Jean-Marie Alessandrini, Jacques Ribéron, 2017
thermal comfort | heat stress | natural ventilative cooling | health | climate change
Bibliographic info: 38th AIVC Conference "Ventilating healthy low-energy buildings", Nottingham, UK, 13-14 September 2017
Languages: English Pages (count): 11

Heatwaves are often responsible for many deaths due to high temperature indoors. Energy savings is a key element in building design and refurbishment works to reduce the impact of climate change. Natural ventilation is often promoted as an indoor space cooling solution thanks to its energy saving potential.

The paper deals with prediction of heat-related health risks situations in naturally ventilated dwellings.

In these spaces, indoor thermal conditions depend on windows opening and on difference between outdoor and indoor temperatures. The efficiency of temperature control also depends on especially building thermal inertia, solar gains and occupants’ behaviour. Yet, meteorological variability and occupants’ behaviour are difficult to predict. Thus, operating limits of technical solutions using natural ventilation are not totally reliable because of uncertainties on the variability of these parameters.

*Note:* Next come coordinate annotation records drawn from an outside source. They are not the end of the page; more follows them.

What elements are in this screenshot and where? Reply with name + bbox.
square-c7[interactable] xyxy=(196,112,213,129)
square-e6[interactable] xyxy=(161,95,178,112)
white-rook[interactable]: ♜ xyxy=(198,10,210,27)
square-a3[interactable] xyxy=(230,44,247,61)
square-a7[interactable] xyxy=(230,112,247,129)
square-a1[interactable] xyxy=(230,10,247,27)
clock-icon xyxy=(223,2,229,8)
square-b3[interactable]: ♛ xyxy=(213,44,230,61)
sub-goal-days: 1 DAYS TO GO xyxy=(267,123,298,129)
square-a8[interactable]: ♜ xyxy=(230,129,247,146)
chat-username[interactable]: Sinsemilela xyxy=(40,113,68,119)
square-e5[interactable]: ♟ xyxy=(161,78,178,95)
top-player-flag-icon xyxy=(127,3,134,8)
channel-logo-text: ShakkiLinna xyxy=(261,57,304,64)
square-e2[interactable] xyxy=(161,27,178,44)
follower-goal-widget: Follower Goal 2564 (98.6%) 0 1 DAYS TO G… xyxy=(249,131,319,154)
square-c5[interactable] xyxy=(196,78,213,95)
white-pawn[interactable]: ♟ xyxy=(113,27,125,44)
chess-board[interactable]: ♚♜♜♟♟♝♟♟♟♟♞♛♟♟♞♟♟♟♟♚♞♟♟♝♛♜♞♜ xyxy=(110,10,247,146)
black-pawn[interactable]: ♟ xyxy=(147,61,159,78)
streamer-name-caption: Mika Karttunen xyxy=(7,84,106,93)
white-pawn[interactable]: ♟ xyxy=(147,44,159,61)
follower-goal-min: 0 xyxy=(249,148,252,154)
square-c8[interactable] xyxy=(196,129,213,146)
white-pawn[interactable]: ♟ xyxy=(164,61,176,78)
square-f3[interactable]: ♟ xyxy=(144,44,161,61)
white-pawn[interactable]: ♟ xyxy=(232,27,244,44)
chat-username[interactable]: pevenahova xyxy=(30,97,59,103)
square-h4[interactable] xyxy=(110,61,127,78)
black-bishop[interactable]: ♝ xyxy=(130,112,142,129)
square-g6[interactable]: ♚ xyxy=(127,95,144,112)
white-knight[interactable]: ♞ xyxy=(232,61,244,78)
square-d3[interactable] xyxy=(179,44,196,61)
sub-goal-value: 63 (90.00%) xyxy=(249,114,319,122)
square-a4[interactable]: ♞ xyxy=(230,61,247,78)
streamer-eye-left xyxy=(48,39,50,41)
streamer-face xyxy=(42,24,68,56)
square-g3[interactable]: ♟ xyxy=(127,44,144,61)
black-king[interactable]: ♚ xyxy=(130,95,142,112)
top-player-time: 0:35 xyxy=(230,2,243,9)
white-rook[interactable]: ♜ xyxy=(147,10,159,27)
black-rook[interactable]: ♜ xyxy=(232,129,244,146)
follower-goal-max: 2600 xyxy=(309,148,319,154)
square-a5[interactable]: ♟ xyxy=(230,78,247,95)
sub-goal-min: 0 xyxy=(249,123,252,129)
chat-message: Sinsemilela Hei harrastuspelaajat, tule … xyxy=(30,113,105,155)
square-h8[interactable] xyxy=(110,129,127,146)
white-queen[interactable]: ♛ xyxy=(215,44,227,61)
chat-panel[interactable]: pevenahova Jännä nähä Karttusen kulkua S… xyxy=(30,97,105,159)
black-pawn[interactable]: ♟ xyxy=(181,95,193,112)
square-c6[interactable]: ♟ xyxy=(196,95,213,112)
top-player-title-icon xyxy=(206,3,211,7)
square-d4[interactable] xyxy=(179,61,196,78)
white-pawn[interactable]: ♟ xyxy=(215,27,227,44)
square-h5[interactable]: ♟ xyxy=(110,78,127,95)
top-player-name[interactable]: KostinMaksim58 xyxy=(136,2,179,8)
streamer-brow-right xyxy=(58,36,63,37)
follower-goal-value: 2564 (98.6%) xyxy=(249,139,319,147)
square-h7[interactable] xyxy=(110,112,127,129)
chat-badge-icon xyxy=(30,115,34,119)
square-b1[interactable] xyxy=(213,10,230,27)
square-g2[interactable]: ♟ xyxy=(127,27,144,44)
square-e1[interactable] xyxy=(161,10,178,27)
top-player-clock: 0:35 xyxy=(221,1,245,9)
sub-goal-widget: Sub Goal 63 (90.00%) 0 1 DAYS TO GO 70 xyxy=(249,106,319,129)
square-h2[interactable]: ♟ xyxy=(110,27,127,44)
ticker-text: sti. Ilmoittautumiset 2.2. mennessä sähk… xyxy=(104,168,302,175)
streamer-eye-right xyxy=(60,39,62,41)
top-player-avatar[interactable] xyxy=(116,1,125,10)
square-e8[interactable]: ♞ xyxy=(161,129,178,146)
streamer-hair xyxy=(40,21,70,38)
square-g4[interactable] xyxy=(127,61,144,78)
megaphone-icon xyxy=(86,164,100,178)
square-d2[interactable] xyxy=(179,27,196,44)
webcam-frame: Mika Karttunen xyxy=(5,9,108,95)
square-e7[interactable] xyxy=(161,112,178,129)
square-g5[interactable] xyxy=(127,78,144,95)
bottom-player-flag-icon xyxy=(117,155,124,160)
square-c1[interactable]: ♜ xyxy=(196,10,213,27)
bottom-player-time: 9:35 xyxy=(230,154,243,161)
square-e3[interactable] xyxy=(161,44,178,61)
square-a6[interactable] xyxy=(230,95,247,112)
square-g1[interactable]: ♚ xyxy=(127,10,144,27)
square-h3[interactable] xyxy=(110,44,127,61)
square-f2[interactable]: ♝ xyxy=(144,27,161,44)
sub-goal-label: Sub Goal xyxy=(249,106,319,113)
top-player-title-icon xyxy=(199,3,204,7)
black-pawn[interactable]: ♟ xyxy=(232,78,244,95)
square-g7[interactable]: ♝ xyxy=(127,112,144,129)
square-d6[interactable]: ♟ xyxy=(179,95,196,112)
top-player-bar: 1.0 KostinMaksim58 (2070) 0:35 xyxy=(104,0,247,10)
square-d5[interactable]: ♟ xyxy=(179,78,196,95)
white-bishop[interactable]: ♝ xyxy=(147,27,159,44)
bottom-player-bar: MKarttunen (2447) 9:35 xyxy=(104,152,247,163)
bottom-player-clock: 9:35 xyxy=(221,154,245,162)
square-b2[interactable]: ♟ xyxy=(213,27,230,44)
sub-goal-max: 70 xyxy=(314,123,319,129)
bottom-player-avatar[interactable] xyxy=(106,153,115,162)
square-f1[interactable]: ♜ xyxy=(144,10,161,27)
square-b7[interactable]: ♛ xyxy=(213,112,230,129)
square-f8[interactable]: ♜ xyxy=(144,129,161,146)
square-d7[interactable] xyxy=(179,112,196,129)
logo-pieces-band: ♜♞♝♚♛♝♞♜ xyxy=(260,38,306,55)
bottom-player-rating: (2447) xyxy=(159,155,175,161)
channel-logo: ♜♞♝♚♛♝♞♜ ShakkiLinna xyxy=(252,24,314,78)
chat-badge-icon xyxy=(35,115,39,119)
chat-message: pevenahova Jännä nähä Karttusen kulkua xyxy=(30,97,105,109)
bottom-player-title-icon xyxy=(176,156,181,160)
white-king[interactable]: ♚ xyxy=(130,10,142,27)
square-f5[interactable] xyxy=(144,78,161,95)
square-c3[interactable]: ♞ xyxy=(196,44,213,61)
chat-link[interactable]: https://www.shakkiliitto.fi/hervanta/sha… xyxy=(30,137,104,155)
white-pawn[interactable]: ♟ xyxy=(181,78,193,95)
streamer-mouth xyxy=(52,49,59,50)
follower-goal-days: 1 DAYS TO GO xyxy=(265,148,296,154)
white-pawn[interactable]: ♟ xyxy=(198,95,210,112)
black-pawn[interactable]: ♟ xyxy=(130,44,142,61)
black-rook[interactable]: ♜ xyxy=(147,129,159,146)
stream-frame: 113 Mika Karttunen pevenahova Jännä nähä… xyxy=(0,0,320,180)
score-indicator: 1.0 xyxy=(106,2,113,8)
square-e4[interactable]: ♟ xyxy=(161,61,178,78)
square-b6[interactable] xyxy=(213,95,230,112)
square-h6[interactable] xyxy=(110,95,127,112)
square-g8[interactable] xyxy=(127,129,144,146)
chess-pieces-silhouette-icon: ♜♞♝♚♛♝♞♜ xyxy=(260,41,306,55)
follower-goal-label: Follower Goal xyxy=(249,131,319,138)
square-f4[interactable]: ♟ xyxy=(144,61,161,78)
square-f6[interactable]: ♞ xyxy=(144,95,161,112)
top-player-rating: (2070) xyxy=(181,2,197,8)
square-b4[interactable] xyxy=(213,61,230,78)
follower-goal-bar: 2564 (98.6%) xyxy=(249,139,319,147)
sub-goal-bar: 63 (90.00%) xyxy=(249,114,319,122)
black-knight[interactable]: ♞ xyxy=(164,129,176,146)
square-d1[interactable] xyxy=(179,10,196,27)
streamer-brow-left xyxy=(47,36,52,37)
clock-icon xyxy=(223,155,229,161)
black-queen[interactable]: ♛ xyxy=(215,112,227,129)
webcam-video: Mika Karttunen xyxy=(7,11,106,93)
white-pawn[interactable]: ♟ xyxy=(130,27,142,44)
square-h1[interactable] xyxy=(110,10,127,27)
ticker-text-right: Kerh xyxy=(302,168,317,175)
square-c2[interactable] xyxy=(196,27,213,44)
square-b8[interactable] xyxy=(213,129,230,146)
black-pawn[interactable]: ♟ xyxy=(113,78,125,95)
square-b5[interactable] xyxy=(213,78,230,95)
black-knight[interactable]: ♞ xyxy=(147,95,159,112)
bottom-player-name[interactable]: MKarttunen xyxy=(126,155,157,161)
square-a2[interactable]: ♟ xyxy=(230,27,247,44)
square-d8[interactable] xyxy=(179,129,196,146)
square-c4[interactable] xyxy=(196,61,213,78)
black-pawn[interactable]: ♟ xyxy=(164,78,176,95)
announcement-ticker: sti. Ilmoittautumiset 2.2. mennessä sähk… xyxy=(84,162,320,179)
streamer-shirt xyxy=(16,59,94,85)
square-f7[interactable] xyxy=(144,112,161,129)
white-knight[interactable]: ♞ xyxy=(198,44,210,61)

In order to decrease uncertainties in prediction of heat-related health risks and to secure building design, the first step of a science-based methodology is proposed to help building sector professionals. It links consensual indicators, including ergonomics of the thermal environment standards, to distinguish between a moderately warm situation from heat stress causing unhealthy indoor environment for occupants. Simulations are performed for a dwelling with different air flow rates under contrasting meteorological conditions to illustrate the methodology and the potential limits of natural ventilative cooling, according to health risks.

In tested dwelling, natural ventilation can reduce indoor temperature but doubt remains about providing comfortable conditions. According to ergonomics standards scopes, a gap occurs between "moderate thermal environment" and "heat stress" areas. Further investigations are needed to bridge the observed gap.